Franstalige Belgische huisartsen weigeren ook gepseudonimiseerde patiëntgegevens aan te leveren

neenIn België heeft de organisatie van Franstalige huisartsen, het Collège de Médecine Générale (CMG), haar leden dringend aangeraden geen patiëntgegevens uit zorgtrajecten door te sturen naar het Wetenschappelijk Instituut voor de Volksgezondheid(WIV) / l’Institut scientifique de Santé publique (ISP). Het is hen duidelijk geworden dat de medische persoonsgegevens niet in geanonimiseerde vorm aangeleverd en verwerkt worden(zoals beloofd), maar in gepseudonimiseerde vorm. Het gaat in wezen om precies dezelfde discussie als die in Nederland gevoerd is en wordt over de verzameling van Diagnose BehandelCombinaties(DBC’s) in het DBC InformatieSysteem(DIS) en de Routine Outcome Monitoring(ROM)-data door de Stichting Benchmark GGZ(SBG).
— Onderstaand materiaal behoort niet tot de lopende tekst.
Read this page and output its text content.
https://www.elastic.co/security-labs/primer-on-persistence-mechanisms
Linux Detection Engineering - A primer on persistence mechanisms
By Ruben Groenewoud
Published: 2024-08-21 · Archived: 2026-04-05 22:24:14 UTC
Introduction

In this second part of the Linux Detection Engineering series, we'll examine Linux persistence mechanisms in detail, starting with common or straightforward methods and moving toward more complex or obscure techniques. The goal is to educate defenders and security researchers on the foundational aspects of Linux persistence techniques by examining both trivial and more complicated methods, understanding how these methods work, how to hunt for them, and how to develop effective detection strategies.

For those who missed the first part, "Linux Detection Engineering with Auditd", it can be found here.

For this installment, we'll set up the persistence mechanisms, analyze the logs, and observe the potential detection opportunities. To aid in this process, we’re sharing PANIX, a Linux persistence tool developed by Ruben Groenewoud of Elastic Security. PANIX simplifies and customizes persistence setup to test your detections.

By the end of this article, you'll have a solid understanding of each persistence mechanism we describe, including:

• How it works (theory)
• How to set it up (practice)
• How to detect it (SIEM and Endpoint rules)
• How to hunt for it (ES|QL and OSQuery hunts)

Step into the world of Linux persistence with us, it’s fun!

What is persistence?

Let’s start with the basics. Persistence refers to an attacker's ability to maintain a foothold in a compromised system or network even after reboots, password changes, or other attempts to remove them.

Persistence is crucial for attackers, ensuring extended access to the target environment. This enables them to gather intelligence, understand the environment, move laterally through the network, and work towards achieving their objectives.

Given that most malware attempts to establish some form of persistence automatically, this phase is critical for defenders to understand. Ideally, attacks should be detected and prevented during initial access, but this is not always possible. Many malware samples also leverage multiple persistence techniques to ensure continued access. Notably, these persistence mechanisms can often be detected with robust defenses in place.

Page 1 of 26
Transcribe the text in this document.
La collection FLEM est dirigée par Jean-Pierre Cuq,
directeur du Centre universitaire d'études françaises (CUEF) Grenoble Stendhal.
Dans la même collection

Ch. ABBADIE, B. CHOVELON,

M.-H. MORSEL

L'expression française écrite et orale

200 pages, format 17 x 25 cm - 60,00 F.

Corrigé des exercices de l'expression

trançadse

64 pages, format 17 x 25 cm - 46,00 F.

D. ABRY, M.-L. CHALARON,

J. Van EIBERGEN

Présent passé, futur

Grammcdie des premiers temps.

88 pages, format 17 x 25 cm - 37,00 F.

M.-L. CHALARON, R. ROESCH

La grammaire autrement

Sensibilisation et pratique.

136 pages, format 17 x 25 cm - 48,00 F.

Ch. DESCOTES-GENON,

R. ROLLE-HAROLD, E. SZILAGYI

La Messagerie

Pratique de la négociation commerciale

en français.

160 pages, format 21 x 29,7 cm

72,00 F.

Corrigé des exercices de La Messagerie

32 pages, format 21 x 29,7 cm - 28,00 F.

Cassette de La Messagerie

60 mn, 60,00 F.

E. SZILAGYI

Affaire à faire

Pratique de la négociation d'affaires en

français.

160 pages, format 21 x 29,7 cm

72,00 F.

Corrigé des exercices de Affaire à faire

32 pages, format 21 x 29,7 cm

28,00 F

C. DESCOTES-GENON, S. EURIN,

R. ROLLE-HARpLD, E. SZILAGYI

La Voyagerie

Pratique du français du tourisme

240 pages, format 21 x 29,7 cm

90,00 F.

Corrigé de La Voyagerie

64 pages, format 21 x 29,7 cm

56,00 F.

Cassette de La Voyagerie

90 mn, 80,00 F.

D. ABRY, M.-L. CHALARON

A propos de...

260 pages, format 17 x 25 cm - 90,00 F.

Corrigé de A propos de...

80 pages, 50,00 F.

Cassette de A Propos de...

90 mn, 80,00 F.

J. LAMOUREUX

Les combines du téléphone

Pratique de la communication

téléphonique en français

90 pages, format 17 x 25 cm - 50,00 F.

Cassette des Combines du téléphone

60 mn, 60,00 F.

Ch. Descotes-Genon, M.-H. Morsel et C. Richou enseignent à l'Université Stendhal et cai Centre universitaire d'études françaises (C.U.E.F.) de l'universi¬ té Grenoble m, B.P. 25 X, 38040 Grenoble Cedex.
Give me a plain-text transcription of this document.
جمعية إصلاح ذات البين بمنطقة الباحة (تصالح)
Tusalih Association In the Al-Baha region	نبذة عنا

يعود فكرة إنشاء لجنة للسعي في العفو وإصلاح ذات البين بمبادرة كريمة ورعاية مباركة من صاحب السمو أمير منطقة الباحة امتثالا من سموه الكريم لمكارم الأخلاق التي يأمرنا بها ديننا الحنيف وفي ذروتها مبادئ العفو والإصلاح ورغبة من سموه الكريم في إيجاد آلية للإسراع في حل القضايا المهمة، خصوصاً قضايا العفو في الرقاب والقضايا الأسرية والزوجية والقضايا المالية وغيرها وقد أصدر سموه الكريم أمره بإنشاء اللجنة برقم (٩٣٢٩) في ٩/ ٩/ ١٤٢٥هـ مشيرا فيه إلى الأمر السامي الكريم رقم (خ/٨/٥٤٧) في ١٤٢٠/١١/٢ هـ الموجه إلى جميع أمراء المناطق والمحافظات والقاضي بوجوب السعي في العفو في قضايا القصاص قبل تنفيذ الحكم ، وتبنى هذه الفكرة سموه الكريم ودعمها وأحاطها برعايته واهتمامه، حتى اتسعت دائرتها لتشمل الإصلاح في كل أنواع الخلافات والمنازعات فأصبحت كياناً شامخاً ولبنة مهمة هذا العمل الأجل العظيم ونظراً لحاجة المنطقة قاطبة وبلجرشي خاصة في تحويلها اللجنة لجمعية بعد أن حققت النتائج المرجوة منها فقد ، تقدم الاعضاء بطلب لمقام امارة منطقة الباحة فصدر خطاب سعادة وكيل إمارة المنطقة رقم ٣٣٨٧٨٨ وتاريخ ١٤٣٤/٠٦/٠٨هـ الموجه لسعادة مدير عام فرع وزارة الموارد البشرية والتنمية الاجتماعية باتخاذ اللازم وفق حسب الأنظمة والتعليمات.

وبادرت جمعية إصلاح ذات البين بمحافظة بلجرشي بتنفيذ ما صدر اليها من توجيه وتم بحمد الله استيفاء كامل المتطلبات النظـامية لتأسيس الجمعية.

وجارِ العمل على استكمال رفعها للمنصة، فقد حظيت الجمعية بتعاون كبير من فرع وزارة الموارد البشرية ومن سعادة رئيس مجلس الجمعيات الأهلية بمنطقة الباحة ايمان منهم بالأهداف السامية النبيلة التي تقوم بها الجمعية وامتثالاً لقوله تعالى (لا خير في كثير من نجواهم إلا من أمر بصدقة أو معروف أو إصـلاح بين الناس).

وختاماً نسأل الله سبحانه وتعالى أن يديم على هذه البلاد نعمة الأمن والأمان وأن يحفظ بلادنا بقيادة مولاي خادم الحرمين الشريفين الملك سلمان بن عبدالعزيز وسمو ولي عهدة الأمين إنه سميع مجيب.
Ook in België wordt door de betreffende opvragende instantie gezegd dat de gegevens niet tot een individu te herleiden zijn, maar blijken de data niet geanonimiseerd verstuurd en verzameld te worden maar gepseudonimiseerd. Die dienen door de uitspraak van de artikel 29 werkgroep van Europese privacy-toezichthouders in april 2014 zeker vanaf dat moment toch als (bijzondere) persoonsgegevens beschouwd te worden. Door intelligente koppelingen tussen databestanden kunnen data toch naar een persoon herleid worden.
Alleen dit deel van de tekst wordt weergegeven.